The Coverage Trade-off
Some workers may be tempted to switch to high-deductible health plans (HDHPs) with lower premiums to reduce paycheck deductions. While this can save money for healthy individuals, it exposes workers to significant financial risk if they face unexpected medical needs.
Before switching to a high-deductible plan, consider:
- Can you afford the deductible (often $3,000+ for families) if someone gets sick?
- Does your employer contribute to a Health Savings Account (HSA) that helps offset the deductible?
- Do you have chronic conditions that would quickly exhaust your out-of-pocket maximum?

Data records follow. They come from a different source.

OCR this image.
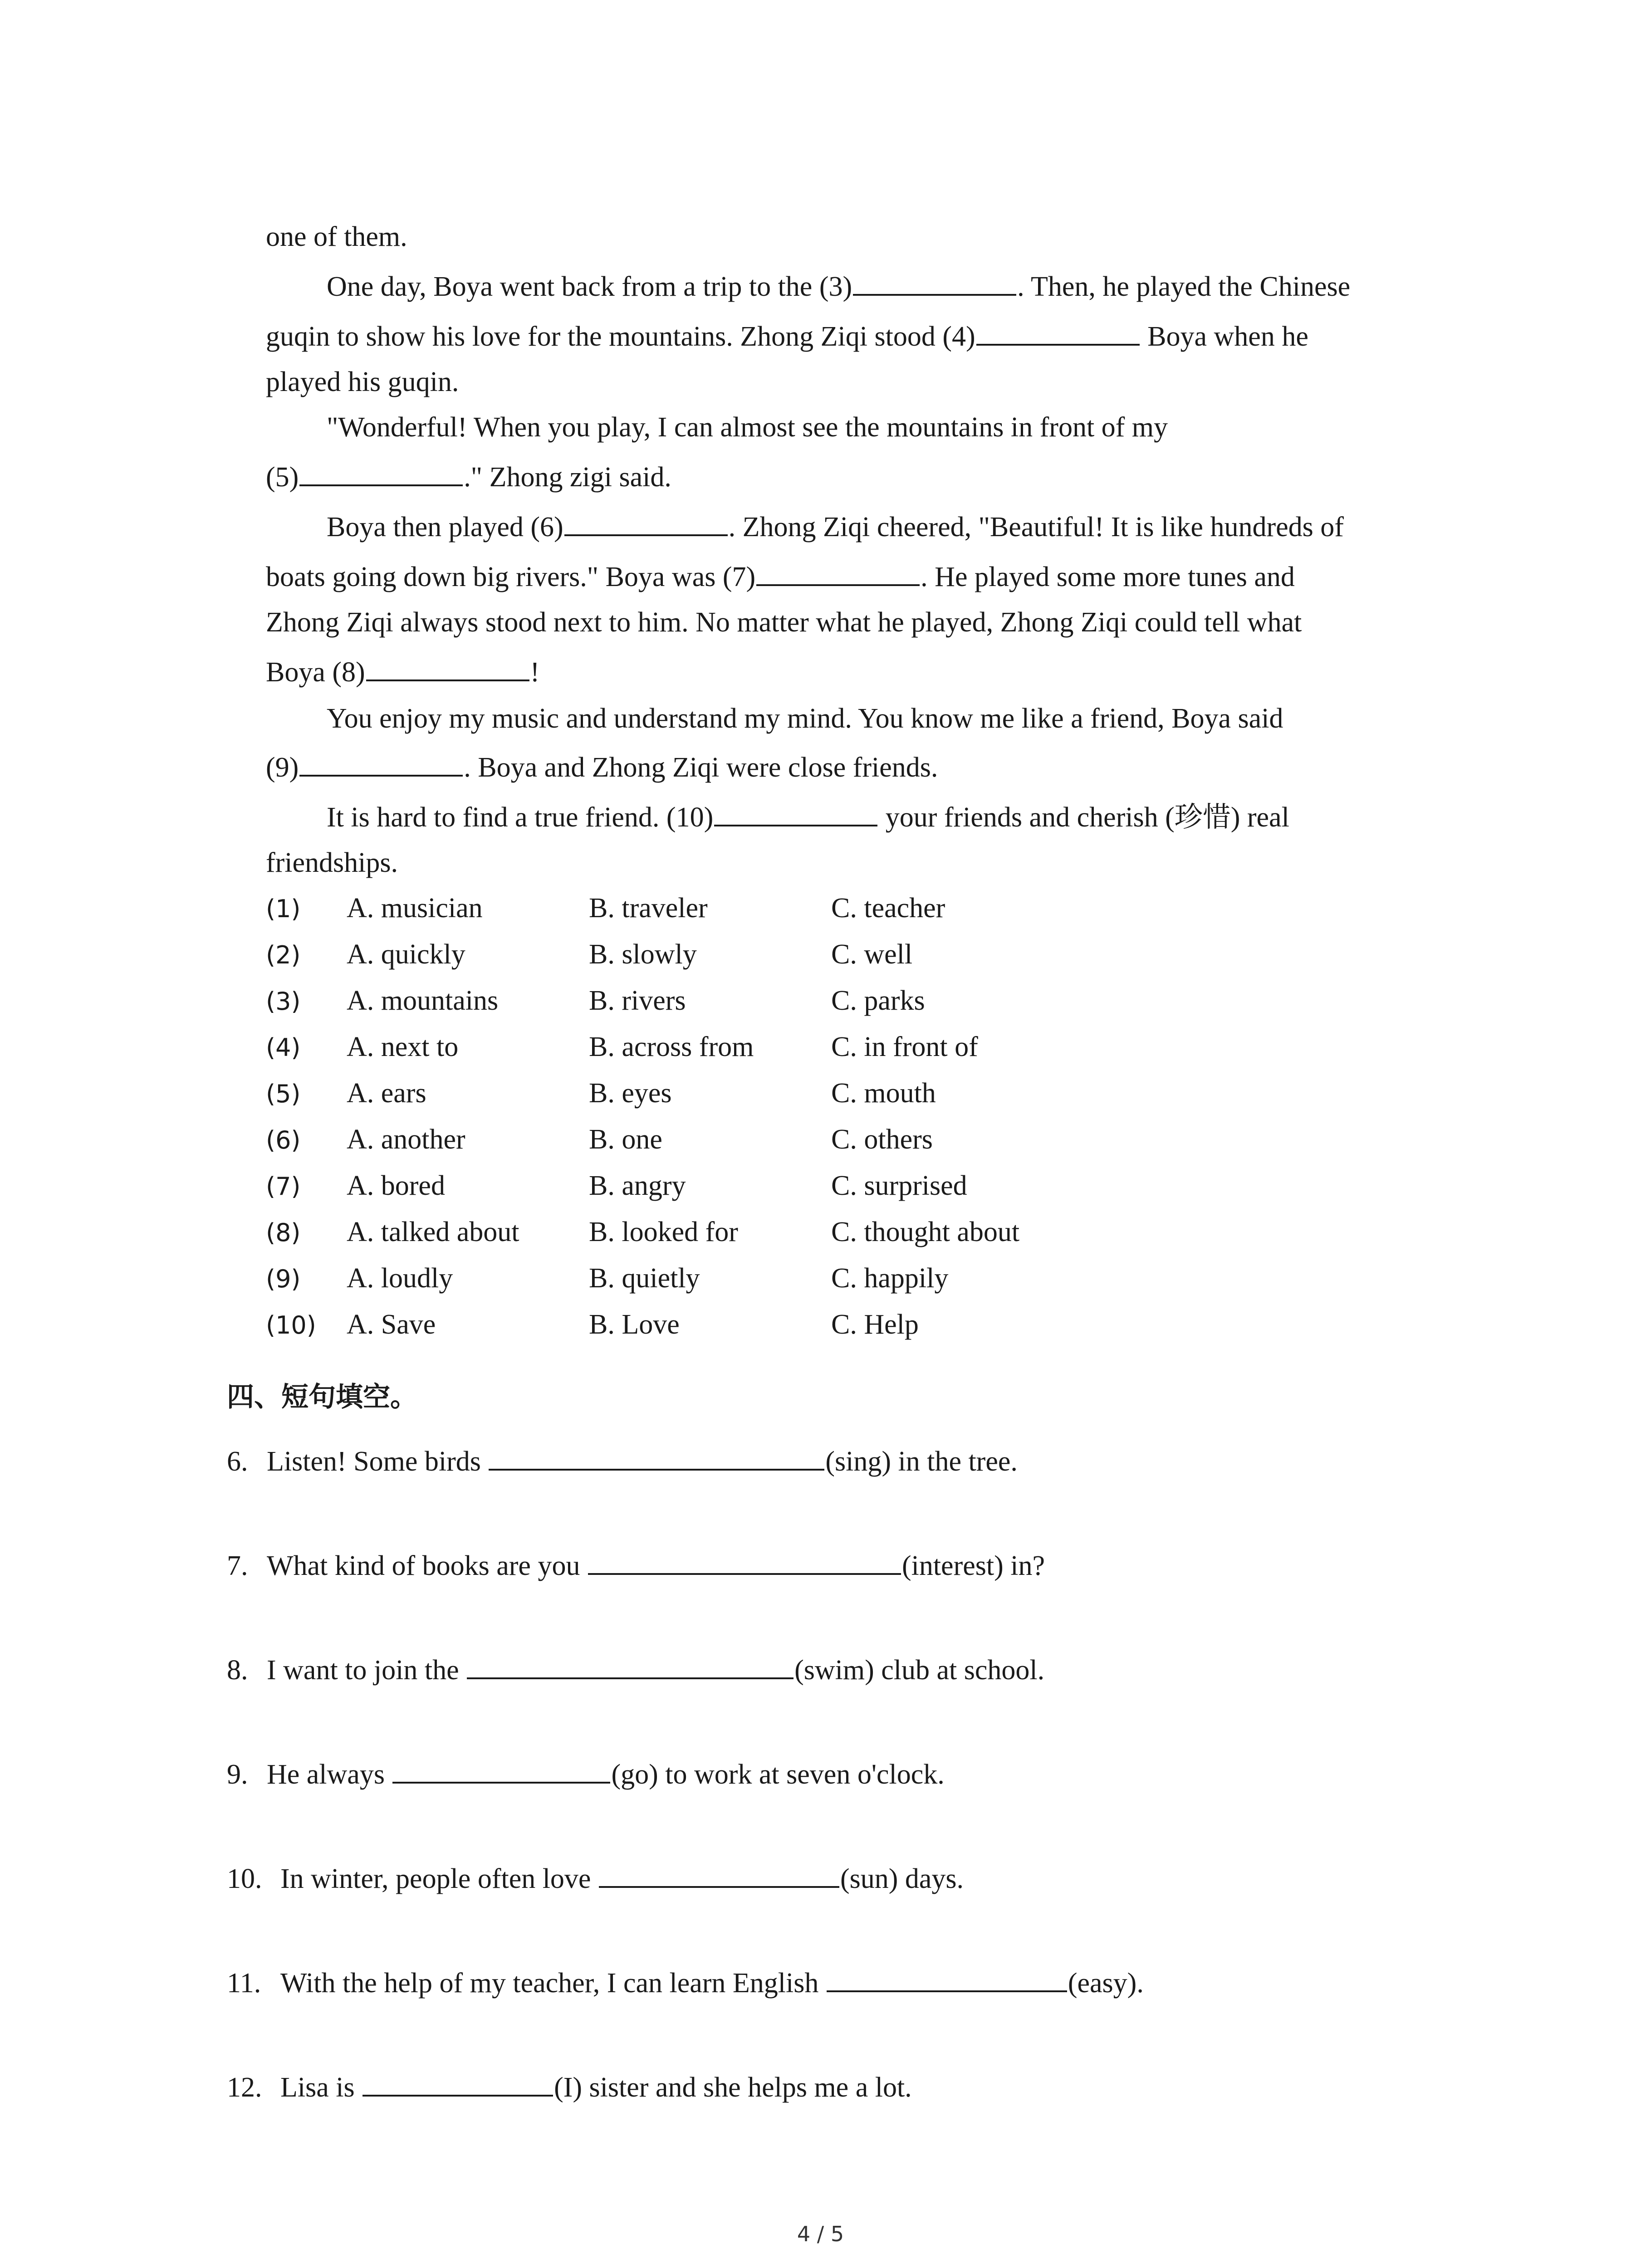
one of them.
One day, Boya went back from a trip to the (3)	. Then, he played the Chinese
guqin to show his love for the mountains. Zhong Ziqi stood (4)	Boya when he
played his guqin.
"Wonderful! When you play, I can almost see the mountains in front of my
(5)	." Zhong zigi said.
Boya then played (6)	. Zhong Ziqi cheered, "Beautiful! It is like hundreds of
boats going down big rivers." Boya was (7)	. He played some more tunes and
Zhong Ziqi always stood next to him. No matter what he played, Zhong Ziqi could tell what
Boya (8)	!
You enjoy my music and understand my mind. You know me like a friend, Boya said
(9)	. Boya and Zhong Ziqi were close friends.
It is hard to find a true friend. (10)	your friends and cherish (珍惜) real
friendships.
(1) A. musician	B. traveler	C. teacher
(2) A. quickly	B. slowly	C. well
(3) A. mountains	B. rivers	C. parks
(4) A. next to	B. across from	C. in front of
(5) A. ears	B. eyes	C. mouth
(6) A. another	B. one	C. others
(7) A. bored	B. angry	C. surprised
(8) A. talked about B. looked for	C. thought about
(9) A. loudly	B. quietly	C. happily
(10) A. Save	B. Love	C. Help
四、短句填空。
6. Listen! Some birds	(sing) in the tree.
7. What kind of books are you	(interest) in?
8. I want to join the	(swim) club at school.
9. He always	(go) to work at seven o'clock.
10. In winter, people often love	(sun) days.
11. With the help of my teacher, I can learn English	(easy).
12. Lisa is	(I) sister and she helps me a lot.
4 / 5
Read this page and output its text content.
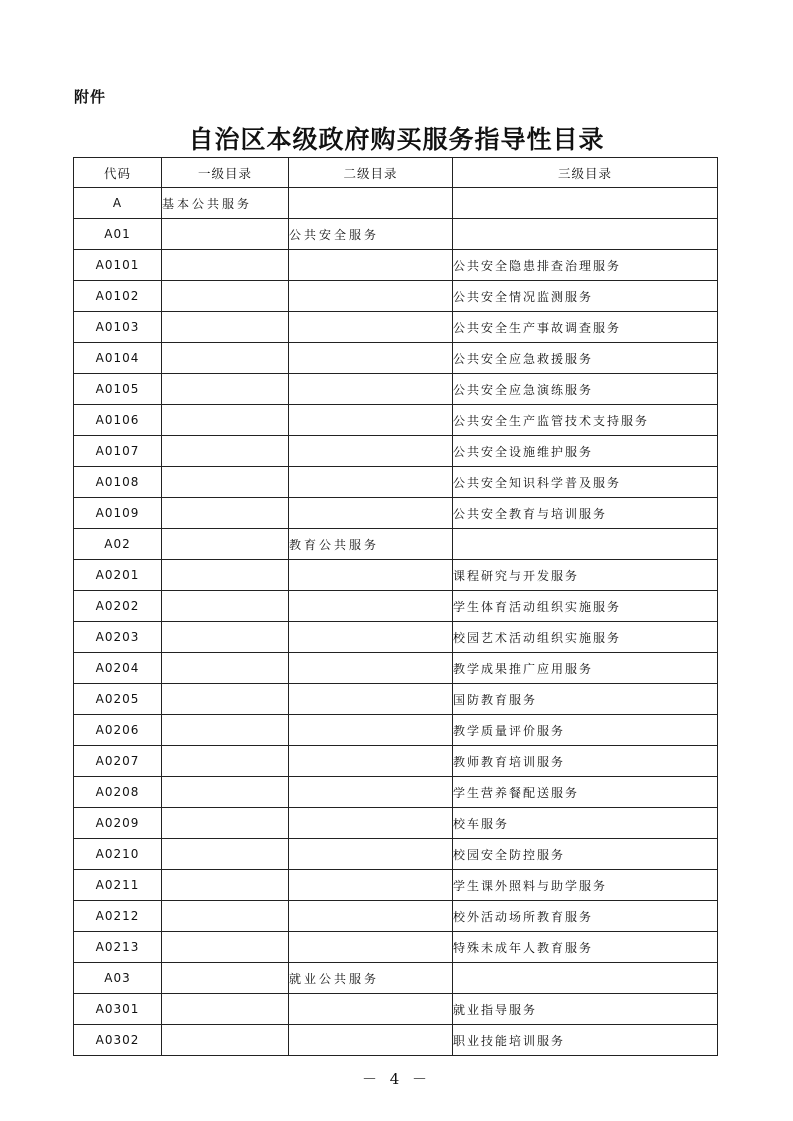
附件
自治区本级政府购买服务指导性目录
代码	一级目录	二级目录	三级目录
A	基本公共服务		
A01		公共安全服务	
A0101			公共安全隐患排查治理服务
A0102			公共安全情况监测服务
A0103			公共安全生产事故调查服务
A0104			公共安全应急救援服务
A0105			公共安全应急演练服务
A0106			公共安全生产监管技术支持服务
A0107			公共安全设施维护服务
A0108			公共安全知识科学普及服务
A0109			公共安全教育与培训服务
A02		教育公共服务	
A0201			课程研究与开发服务
A0202			学生体育活动组织实施服务
A0203			校园艺术活动组织实施服务
A0204			教学成果推广应用服务
A0205			国防教育服务
A0206			教学质量评价服务
A0207			教师教育培训服务
A0208			学生营养餐配送服务
A0209			校车服务
A0210			校园安全防控服务
A0211			学生课外照料与助学服务
A0212			校外活动场所教育服务
A0213			特殊未成年人教育服务
A03		就业公共服务	
A0301			就业指导服务
A0302			职业技能培训服务
－ 4 －
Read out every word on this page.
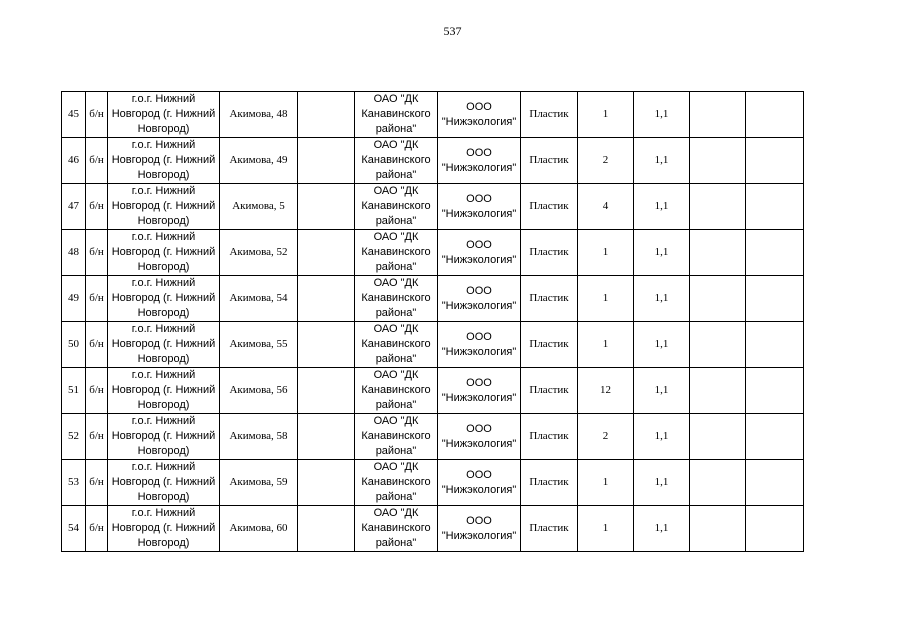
537
45	б/н	г.о.г. Нижний Новгород (г. Нижний Новгород)	Акимова, 48		ОАО "ДК Канавинского района"	ООО "Нижэкология"	Пластик	1	1,1		
46	б/н	г.о.г. Нижний Новгород (г. Нижний Новгород)	Акимова, 49		ОАО "ДК Канавинского района"	ООО "Нижэкология"	Пластик	2	1,1		
47	б/н	г.о.г. Нижний Новгород (г. Нижний Новгород)	Акимова, 5		ОАО "ДК Канавинского района"	ООО "Нижэкология"	Пластик	4	1,1		
48	б/н	г.о.г. Нижний Новгород (г. Нижний Новгород)	Акимова, 52		ОАО "ДК Канавинского района"	ООО "Нижэкология"	Пластик	1	1,1		
49	б/н	г.о.г. Нижний Новгород (г. Нижний Новгород)	Акимова, 54		ОАО "ДК Канавинского района"	ООО "Нижэкология"	Пластик	1	1,1		
50	б/н	г.о.г. Нижний Новгород (г. Нижний Новгород)	Акимова, 55		ОАО "ДК Канавинского района"	ООО "Нижэкология"	Пластик	1	1,1		
51	б/н	г.о.г. Нижний Новгород (г. Нижний Новгород)	Акимова, 56		ОАО "ДК Канавинского района"	ООО "Нижэкология"	Пластик	12	1,1		
52	б/н	г.о.г. Нижний Новгород (г. Нижний Новгород)	Акимова, 58		ОАО "ДК Канавинского района"	ООО "Нижэкология"	Пластик	2	1,1		
53	б/н	г.о.г. Нижний Новгород (г. Нижний Новгород)	Акимова, 59		ОАО "ДК Канавинского района"	ООО "Нижэкология"	Пластик	1	1,1		
54	б/н	г.о.г. Нижний Новгород (г. Нижний Новгород)	Акимова, 60		ОАО "ДК Канавинского района"	ООО "Нижэкология"	Пластик	1	1,1		
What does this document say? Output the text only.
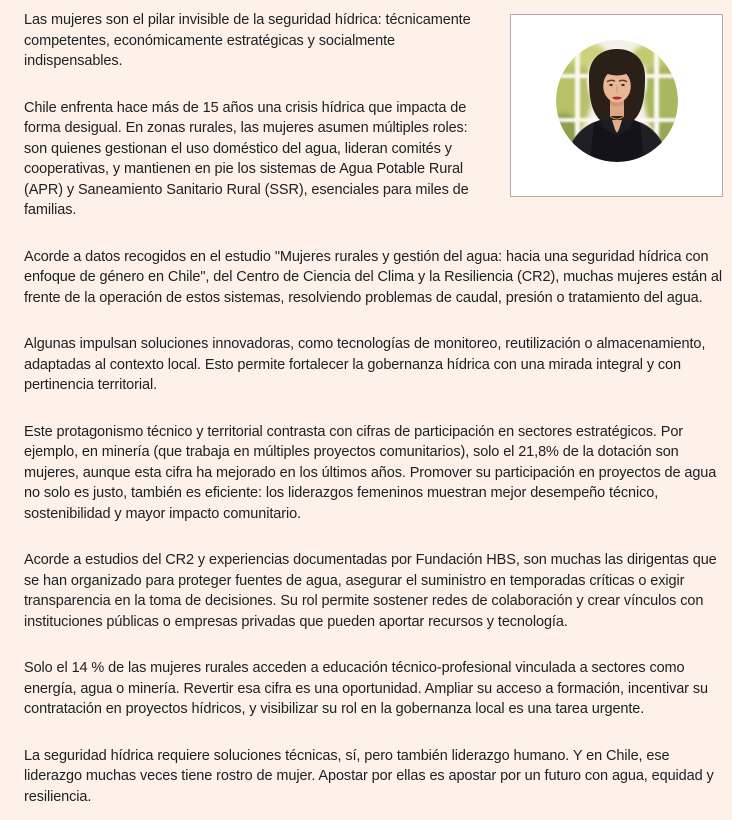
Las mujeres son el pilar invisible de la seguridad hídrica: técnicamente competentes, económicamente estratégicas y socialmente indispensables.

Chile enfrenta hace más de 15 años una crisis hídrica que impacta de forma desigual. En zonas rurales, las mujeres asumen múltiples roles: son quienes gestionan el uso doméstico del agua, lideran comités y cooperativas, y mantienen en pie los sistemas de Agua Potable Rural (APR) y Saneamiento Sanitario Rural (SSR), esenciales para miles de familias.

Acorde a datos recogidos en el estudio "Mujeres rurales y gestión del agua: hacia una seguridad hídrica con enfoque de género en Chile", del Centro de Ciencia del Clima y la Resiliencia (CR2), muchas mujeres están al frente de la operación de estos sistemas, resolviendo problemas de caudal, presión o tratamiento del agua.

Algunas impulsan soluciones innovadoras, como tecnologías de monitoreo, reutilización o almacenamiento, adaptadas al contexto local. Esto permite fortalecer la gobernanza hídrica con una mirada integral y con pertinencia territorial.

Este protagonismo técnico y territorial contrasta con cifras de participación en sectores estratégicos. Por ejemplo, en minería (que trabaja en múltiples proyectos comunitarios), solo el 21,8% de la dotación son mujeres, aunque esta cifra ha mejorado en los últimos años. Promover su participación en proyectos de agua no solo es justo, también es eficiente: los liderazgos femeninos muestran mejor desempeño técnico, sostenibilidad y mayor impacto comunitario.

Acorde a estudios del CR2 y experiencias documentadas por Fundación HBS, son muchas las dirigentas que se han organizado para proteger fuentes de agua, asegurar el suministro en temporadas críticas o exigir transparencia en la toma de decisiones. Su rol permite sostener redes de colaboración y crear vínculos con instituciones públicas o empresas privadas que pueden aportar recursos y tecnología.

Solo el 14 % de las mujeres rurales acceden a educación técnico-profesional vinculada a sectores como energía, agua o minería. Revertir esa cifra es una oportunidad. Ampliar su acceso a formación, incentivar su contratación en proyectos hídricos, y visibilizar su rol en la gobernanza local es una tarea urgente.

La seguridad hídrica requiere soluciones técnicas, sí, pero también liderazgo humano. Y en Chile, ese liderazgo muchas veces tiene rostro de mujer. Apostar por ellas es apostar por un futuro con agua, equidad y resiliencia.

Strategies to Protect Yourself
Maximize HSA Contributions
If you're enrolled in a high-deductible plan, contributing to a Health Savings Account is one of the best financial moves available. HSA contributions are tax-deductible, growth is tax-free, and withdrawals for medical expenses aren't taxed. The 2026 contribution limits are $4,300 for individuals and $8,550 for families.
Shop Your Options During Open Enrollment
Don't automatically re-enroll in the same plan each year. Compare options carefully—the cheapest premium isn't always the best value when you factor in deductibles, copays, and provider networks.
Use Preventive Care
Most employer plans cover preventive services—annual physicals, screenings, immunizations—at 100% with no cost-sharing. Using these services can catch problems early before they become expensive to treat.
Question High-Cost Care
Before accepting expensive treatments or procedures, ask about alternatives and costs. The same procedure can vary by thousands of dollars depending on where it's performed. Price transparency tools, now required by federal law, can help you compare costs across providers.
The Bottom Line
Rising health care costs are an uncomfortable reality that won't resolve itself anytime soon. The combination of breakthrough but expensive drugs, rising chronic disease prevalence, and health care workforce shortages creates a perfect storm for continued cost increases.
For workers, the best defense is awareness and preparation. Understand your plan options, maximize tax-advantaged savings vehicles, and advocate for yourself when navigating the health care system.
The era of moderate health cost increases is over. The 6.5% increase in 2026 may be just the beginning of a new, more expensive normal for American workers and their families.